If you use LDAP authentication on the PSM web interface and want to use the default usergroups, you have to create these groups in your LDAP database and assign users to them. For details on using usergroups, see Section 5.7.4, How to use usergroups.

  • basic-view: View the settings in the Basic Settings menu, including the system logs of PSM. Members of this group can also execute commands on the Troubleshooting tab.

  • basic-write: Edit the settings in the Basic Settings menu. Members of this group can manage PSM as a host.

  • auth-view: View the names and privileges of the PSM administrators, the configured usergroups, and the authentication settings in the AAA menu. Members of this group can also view the history of configuration changes.

  • auth-write: Edit authentication settings and manage users and usergroups.

    Warning

    Members of the auth-write group, or any other group with write privileges to the AAA menu are essentially equivalent to system administrators of PSM, because they can give themselves any privilege. Users with limited rights should never have such privileges.

    If a user with write privileges to the AAA menu gives himself new privileges (for example gives himself group membership to a new group), then he has to relogin to the PSM web interface to activate the new privilege.

  • search: Browse and download various logs and alerts in the Search menu. The members of this group have access to the audit trail files as well. Note that to open encrypted audit trail files, the proper encryption keys are required.

  • changelog: View the history of PSM configuration changes in the AAA > Accounting menu.

  • report: Browse, create and manage reports, and add statistics-based chapters to the reports in the Reports menu. Users with this privilege can access every report. To grant access to users only to specific reports, use the Reports are accessible by the following groups option of the report. For details, see Procedure 19.2, Configuring custom reports.

    Note

    To control exactly which statistics-based chapters and reports can the user include in a report, use the Use static subchapters privileges.

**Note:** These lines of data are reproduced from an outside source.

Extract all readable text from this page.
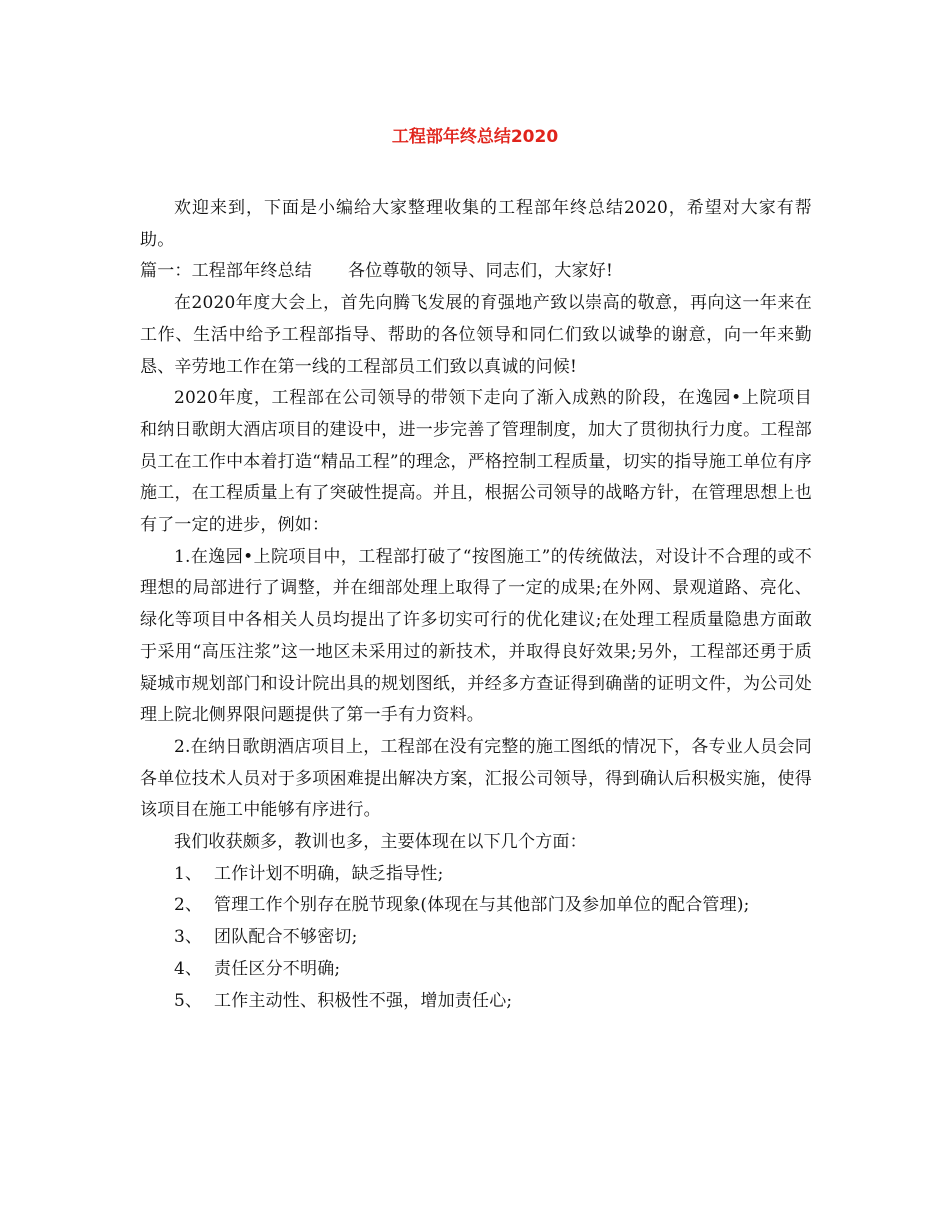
工程部年终总结2020

欢迎来到，下面是小编给大家整理收集的工程部年终总结2020，希望对大家有帮助。

篇一：工程部年终总结 各位尊敬的领导、同志们，大家好!

在2020年度大会上，首先向腾飞发展的育强地产致以崇高的敬意，再向这一年来在工作、生活中给予工程部指导、帮助的各位领导和同仁们致以诚挚的谢意，向一年来勤恳、辛劳地工作在第一线的工程部员工们致以真诚的问候!

2020年度，工程部在公司领导的带领下走向了渐入成熟的阶段，在逸园•上院项目和纳日歌朗大酒店项目的建设中，进一步完善了管理制度，加大了贯彻执行力度。工程部员工在工作中本着打造“精品工程”的理念，严格控制工程质量，切实的指导施工单位有序施工，在工程质量上有了突破性提高。并且，根据公司领导的战略方针，在管理思想上也有了一定的进步，例如：

1.在逸园•上院项目中，工程部打破了“按图施工”的传统做法，对设计不合理的或不理想的局部进行了调整，并在细部处理上取得了一定的成果;在外网、景观道路、亮化、绿化等项目中各相关人员均提出了许多切实可行的优化建议;在处理工程质量隐患方面敢于采用“高压注浆”这一地区未采用过的新技术，并取得良好效果;另外，工程部还勇于质疑城市规划部门和设计院出具的规划图纸，并经多方查证得到确凿的证明文件，为公司处理上院北侧界限问题提供了第一手有力资料。

2.在纳日歌朗酒店项目上，工程部在没有完整的施工图纸的情况下，各专业人员会同各单位技术人员对于多项困难提出解决方案，汇报公司领导，得到确认后积极实施，使得该项目在施工中能够有序进行。

我们收获颇多，教训也多，主要体现在以下几个方面：

1、 工作计划不明确，缺乏指导性;
2、 管理工作个别存在脱节现象(体现在与其他部门及参加单位的配合管理);
3、 团队配合不够密切;
4、 责任区分不明确;
5、 工作主动性、积极性不强，增加责任心;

  • policies-view: View the policies and settings in the Policies menu.

  • policies-write: Edit the policies and settings in the Policies menu.

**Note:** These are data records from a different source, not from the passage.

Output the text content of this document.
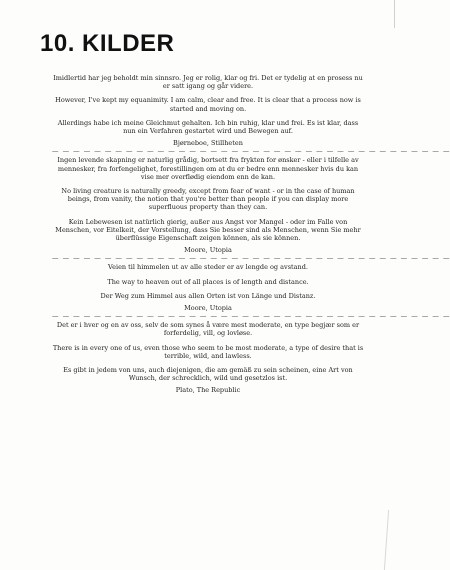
10. KILDER

Imidlertid har jeg beholdt min sinnsro. Jeg er rolig, klar og fri. Det er tydelig at en prosess nu er satt igang og går videre.

However, I've kept my equanimity. I am calm, clear and free. It is clear that a process now is started and moving on.

Allerdings habe ich meine Gleichmut gehalten. Ich bin ruhig, klar und frei. Es ist klar, dass nun ein Verfahren gestartet wird und Bewegen auf.

Bjørneboe, Stillheten

— — — — — — — — — — — — — — — — — — — — — — — — — — — — — — — — — — — — — —

Ingen levende skapning er naturlig grådig, bortsett fra frykten for ønsker - eller i tilfelle av mennesker, fra forfengelighet, forestillingen om at du er bedre enn mennesker hvis du kan vise mer overflødig eiendom enn de kan.

No living creature is naturally greedy, except from fear of want - or in the case of human beings, from vanity, the notion that you're better than people if you can display more superfluous property than they can.

Kein Lebewesen ist natürlich gierig, außer aus Angst vor Mangel - oder im Falle von Menschen, vor Eitelkeit, der Vorstellung, dass Sie besser sind als Menschen, wenn Sie mehr überflüssige Eigenschaft zeigen können, als sie können.

Moore, Utopia

— — — — — — — — — — — — — — — — — — — — — — — — — — — — — — — — — — — — — —

Veien til himmelen ut av alle steder er av lengde og avstand.

The way to heaven out of all places is of length and distance.

Der Weg zum Himmel aus allen Orten ist von Länge und Distanz.

Moore, Utopia

— — — — — — — — — — — — — — — — — — — — — — — — — — — — — — — — — — — — — —

Det er i hver og en av oss, selv de som synes å være mest moderate, en type begjær som er forferdelig, vill, og lovløse.

There is in every one of us, even those who seem to be most moderate, a type of desire that is terrible, wild, and lawless.

Es gibt in jedem von uns, auch diejenigen, die am gemäß zu sein scheinen, eine Art von Wunsch, der schrecklich, wild und gesetzlos ist.

Plato, The Republic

  • ssh-view: View all connection and policy settings in the SSH Control menu.

  • ssh-write: Edit all connection and policy settings in the SSH Control menu.

  • rdp-view: View all connection and policy settings in the RDP Control menu.

  • rdp-write: Edit all connection and policy settings in the RDP Control menu.

  • telnet-view: View all connection and policy settings in the Telnet Control menu.

  • telnet-write: Edit all connection and policy settings in the Telnet Control menu.

  • vnc-view: View all connection and policy settings in the VNC Control menu.

  • vnc-write: Edit all connection and policy settings in the VNC Control menu.

  • indexing: Allows host running the Audit Player application to access and download audit trails for automatic indexing. Note that the members of this group can access the PSM web interface as well, and download any audit trail directly.

  • ica-view: View all connection and policy settings in the ICA Control menu.

  • ica-write: Edit all connection and policy settings in the ICA Control menu.

  • api: View and edit rights for the Access RPC API privilege, to access PSM through RPC.

  • http-view: View all connection and policy settings in the HTTP Control menu.

  • http-write: Edit all connection and policy settings in the HTTP Control menu.

  • indexer-view: View all connection and policy settings in the Indexer menu.

  • indexer-write: Edit all connection and policy settings in the Indexer menu.